Die Hauptbewohner von Tahun waren Kranke und Genesende. In der
ganzen Milchstraße gab es keine Welt, auf der die medizinischen
Einrichtungen so vollkommen und lückenlos gewesen wären wie
auf Tahun. Die besten Ärzte standen zur Verfügung, und die
modernsten Heilmethoden wurden hier in letzter Vollendung
praktiziert.
Die Kosmo-Orthopädische Klinik war eine der vielen hundert
Kliniken von Tahun. Sie bot Platz für dreitausend Patienten, war
aber zu dieser Zeit nicht voll besetzt.
Chefarzt Dr. Truc Rotkel konnte zufrieden sein. Es sah nicht so
aus, als könne etwas seine geplante Weihnachtsferien über
den Haufen werfen. Außerdem war da noch sein Assistenzarzt Dr.
LeFink, treu und zuverlässig, und vor allen Dingen ungemein
tüchtig. Nach einem ausgedehnten Herrenabend hatte sich LeFink
bereit erklärt, seinen Urlaub im Hospital zu verbringen.
Natürlich wußte Rotkel als guter Psychologe, daß
nicht reine Menschenfreundlichkeit der Grund für dieses
Entgegenkommen war, sondern höchstens Schwester Mathilde, die
erst kürzlich auf Tahun eingetroffen war und sich sehr erfreut
darüber zeigte, daß sich LeFink ihrer ein wenig annahm.
Rotkel war das egal. Die Hauptsache blieb, daß er Urlaub
machen konnte. Sein Ziel waren die Boldenberge, fünfzig
Kilometer von der Klinik entfernt, wo es saftiggrüne Almweiden
gab.
Diese Weiden waren das Hauptmotiv für die Wahl seines
Ferienziels.
Dr. Truc Rotkel war vierundfünfzig Jahre alt, hatte eine
Glatze mit schütterem Haarkranz, wasserblaue Augen und eine
massige Figur. Er war dafür bekannt, keinen Alkohol zu
vertragen, da er aber trotzdem seinen hin und wieder auftauchenden
Kummer mit einem guten Schluck zu ertränken versuchte, geschah
es immer wieder, daß sein cholerischer Charakter zum Durchbruch
kam. Dann war es gut, möglichst weit von ihm entfernt zu sein.

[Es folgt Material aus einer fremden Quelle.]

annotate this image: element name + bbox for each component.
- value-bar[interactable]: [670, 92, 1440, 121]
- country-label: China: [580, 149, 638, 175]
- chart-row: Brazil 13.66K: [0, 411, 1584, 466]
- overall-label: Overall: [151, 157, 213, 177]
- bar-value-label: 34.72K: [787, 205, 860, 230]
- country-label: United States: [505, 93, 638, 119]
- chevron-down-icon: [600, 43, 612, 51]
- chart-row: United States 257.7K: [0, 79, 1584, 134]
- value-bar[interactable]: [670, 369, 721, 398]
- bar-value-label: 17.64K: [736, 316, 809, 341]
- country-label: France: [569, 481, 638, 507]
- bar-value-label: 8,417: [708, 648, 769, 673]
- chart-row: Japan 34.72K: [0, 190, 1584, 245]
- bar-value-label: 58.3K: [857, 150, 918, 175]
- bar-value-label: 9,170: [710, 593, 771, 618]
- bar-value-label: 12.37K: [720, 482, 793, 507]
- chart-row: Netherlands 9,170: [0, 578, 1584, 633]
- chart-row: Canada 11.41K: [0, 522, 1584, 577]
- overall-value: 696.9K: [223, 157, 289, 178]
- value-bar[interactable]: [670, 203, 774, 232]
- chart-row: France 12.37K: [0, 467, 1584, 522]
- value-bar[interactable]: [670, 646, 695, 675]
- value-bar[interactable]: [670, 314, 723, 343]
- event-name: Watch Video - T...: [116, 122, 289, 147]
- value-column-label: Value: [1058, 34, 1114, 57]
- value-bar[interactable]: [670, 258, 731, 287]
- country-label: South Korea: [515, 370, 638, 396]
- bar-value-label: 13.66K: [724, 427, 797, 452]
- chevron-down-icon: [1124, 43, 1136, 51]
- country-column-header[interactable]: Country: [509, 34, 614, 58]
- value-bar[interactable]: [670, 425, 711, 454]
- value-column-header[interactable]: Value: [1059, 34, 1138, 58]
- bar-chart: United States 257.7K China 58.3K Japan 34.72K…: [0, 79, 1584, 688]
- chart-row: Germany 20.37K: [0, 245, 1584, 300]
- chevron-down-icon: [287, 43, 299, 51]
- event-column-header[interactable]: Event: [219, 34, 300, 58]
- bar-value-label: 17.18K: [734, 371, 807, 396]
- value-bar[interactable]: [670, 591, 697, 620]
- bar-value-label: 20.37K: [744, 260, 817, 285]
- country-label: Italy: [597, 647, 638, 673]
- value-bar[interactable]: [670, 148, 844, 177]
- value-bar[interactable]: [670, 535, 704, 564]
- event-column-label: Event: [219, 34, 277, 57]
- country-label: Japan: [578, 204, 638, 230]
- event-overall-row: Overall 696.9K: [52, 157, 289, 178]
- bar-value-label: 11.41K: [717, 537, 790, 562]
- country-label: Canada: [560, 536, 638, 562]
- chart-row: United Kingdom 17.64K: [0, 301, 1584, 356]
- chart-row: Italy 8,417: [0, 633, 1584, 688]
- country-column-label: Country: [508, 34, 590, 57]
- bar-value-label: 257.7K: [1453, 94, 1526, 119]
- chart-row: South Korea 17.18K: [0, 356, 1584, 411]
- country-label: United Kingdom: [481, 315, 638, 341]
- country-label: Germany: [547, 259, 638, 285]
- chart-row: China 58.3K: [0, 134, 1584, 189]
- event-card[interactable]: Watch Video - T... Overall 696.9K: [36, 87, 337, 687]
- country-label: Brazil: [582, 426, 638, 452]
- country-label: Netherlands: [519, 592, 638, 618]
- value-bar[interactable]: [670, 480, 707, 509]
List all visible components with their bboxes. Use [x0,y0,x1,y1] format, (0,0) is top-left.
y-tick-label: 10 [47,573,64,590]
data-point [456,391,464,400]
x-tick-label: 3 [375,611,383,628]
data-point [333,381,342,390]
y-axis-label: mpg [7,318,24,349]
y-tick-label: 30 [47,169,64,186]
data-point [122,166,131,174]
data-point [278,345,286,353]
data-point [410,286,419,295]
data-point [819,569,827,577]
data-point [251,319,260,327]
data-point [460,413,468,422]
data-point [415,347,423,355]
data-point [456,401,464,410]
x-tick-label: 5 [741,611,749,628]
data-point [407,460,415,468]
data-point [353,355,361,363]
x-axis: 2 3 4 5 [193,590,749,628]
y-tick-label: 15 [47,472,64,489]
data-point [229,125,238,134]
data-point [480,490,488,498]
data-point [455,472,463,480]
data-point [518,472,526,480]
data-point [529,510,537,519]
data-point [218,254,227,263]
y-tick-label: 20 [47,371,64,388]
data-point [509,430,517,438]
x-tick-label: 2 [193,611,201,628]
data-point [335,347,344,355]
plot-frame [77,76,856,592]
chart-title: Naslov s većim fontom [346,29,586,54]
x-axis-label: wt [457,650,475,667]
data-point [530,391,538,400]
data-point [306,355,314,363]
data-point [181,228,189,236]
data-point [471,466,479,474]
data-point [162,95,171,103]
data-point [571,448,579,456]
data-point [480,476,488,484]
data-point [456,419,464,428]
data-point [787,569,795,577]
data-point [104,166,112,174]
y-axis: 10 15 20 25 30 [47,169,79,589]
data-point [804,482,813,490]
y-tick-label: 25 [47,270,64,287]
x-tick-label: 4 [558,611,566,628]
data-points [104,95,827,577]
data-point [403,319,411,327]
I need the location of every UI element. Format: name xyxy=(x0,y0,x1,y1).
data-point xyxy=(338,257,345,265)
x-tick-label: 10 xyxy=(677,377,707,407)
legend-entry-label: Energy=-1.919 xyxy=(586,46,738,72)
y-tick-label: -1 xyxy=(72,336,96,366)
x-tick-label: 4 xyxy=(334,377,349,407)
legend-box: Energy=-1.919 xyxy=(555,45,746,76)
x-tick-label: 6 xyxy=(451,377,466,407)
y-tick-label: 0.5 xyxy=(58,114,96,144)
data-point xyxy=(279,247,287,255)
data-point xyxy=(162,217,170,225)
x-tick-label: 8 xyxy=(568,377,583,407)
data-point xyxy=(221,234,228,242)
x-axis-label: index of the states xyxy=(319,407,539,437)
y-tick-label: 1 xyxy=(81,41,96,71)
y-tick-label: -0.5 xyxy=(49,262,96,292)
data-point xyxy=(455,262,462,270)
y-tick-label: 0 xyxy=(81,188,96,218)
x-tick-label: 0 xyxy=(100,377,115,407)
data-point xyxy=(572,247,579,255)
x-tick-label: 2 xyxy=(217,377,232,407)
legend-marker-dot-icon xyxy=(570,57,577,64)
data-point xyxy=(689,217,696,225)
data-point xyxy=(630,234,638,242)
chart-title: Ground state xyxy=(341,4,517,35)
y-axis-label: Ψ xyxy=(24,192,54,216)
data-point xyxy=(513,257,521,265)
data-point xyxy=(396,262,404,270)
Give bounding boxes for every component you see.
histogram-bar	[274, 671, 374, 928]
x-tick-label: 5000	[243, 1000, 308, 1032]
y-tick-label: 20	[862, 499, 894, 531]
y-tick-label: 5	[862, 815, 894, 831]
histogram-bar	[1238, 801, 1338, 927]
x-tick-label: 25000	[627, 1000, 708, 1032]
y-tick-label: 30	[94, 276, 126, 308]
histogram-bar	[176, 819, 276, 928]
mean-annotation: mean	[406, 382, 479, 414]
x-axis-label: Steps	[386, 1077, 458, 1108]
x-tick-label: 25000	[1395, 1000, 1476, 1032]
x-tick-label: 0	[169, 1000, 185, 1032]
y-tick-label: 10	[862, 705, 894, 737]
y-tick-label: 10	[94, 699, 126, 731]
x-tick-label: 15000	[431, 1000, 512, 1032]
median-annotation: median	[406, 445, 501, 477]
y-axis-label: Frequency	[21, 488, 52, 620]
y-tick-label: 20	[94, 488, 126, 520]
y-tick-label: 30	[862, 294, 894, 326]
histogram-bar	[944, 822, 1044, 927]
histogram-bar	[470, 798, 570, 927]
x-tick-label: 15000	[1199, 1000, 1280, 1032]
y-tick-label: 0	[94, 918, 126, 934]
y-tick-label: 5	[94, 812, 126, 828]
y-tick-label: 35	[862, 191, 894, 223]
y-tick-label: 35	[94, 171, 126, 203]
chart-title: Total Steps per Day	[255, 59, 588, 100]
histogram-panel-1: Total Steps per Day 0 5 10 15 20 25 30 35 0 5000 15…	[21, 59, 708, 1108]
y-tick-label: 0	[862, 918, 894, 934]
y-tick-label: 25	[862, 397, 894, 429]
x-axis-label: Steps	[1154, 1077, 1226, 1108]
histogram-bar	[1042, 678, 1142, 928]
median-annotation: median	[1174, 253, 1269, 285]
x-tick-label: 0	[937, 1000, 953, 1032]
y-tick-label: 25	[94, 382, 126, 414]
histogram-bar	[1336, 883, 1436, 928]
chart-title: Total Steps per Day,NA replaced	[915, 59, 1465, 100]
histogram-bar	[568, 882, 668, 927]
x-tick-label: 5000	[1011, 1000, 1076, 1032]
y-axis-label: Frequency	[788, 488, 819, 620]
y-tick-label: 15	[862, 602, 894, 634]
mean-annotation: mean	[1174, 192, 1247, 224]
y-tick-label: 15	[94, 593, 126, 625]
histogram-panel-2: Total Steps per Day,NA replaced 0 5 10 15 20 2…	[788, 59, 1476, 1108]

Sein Personal konnte natürlich nicht einfach davonlaufen,
wenn er einen seiner Wutanfälle bekam. Da es ihn jedoch kannte,
fand es bald heraus, wie man sich in solchen Fällen zu verhalten
hatte. Ruhig sitzen und zuhören, ab und zu verständnisvoll
und reumütig nicken, wenn der Dicke, wie er heimlich genannt
wurde, mal wieder eine psychologische Weisheit zum besten gab, die
sich zwar meist gut und auch logisch anhörte, aber garantiert
falsch war.
Nach dem Züchten von Rosen war die Psychologie Rotkels
zweites Hobby. Er verbreitete ausgesprochen volkstümliche
Theorien über die menschliche Verhaltensweise, die leider nicht
immer richtig waren, und so war es auch kein Wunder, wenn seine
Analysen nicht stimmten. Er predigte sie insbesondere jenen, die sie
gar nicht hören wollten.
Es gab eine Menge von Geschichten über den Chefarzt, und
nicht alle waren übermäßig lustig. So wurde zum
Beispiel sein sagenhafter Geiz bemängelt, den er mit Vorliebe
immer dann demonstrierte, wenn es nicht angebracht war. Es gab Leute,
die allen Ernstes behaupteten, er sähe nur deshalb so selten auf
seine Uhr, weil er befürchtete, davon könnten die Zeiger
vorzeitig abgenutzt werden.
Ein Assistent hatte ihn einmal seiner Figur wegen einen »Sack
voller Austern mit einem Schnürchen darum« genannt. Das
war natürlich eine unverschämte Übertreibung, und der
vorlaute Jungarzt hatte es auch bitter bereuen müssen. Man hatte
ihn versetzt.
Und schließlich hatte Rotkel noch ein drittes Hobby, und
dieses Hobby hieß Gesine.
Gesine war der Grund für die Wahl des Ferienaufenthalts.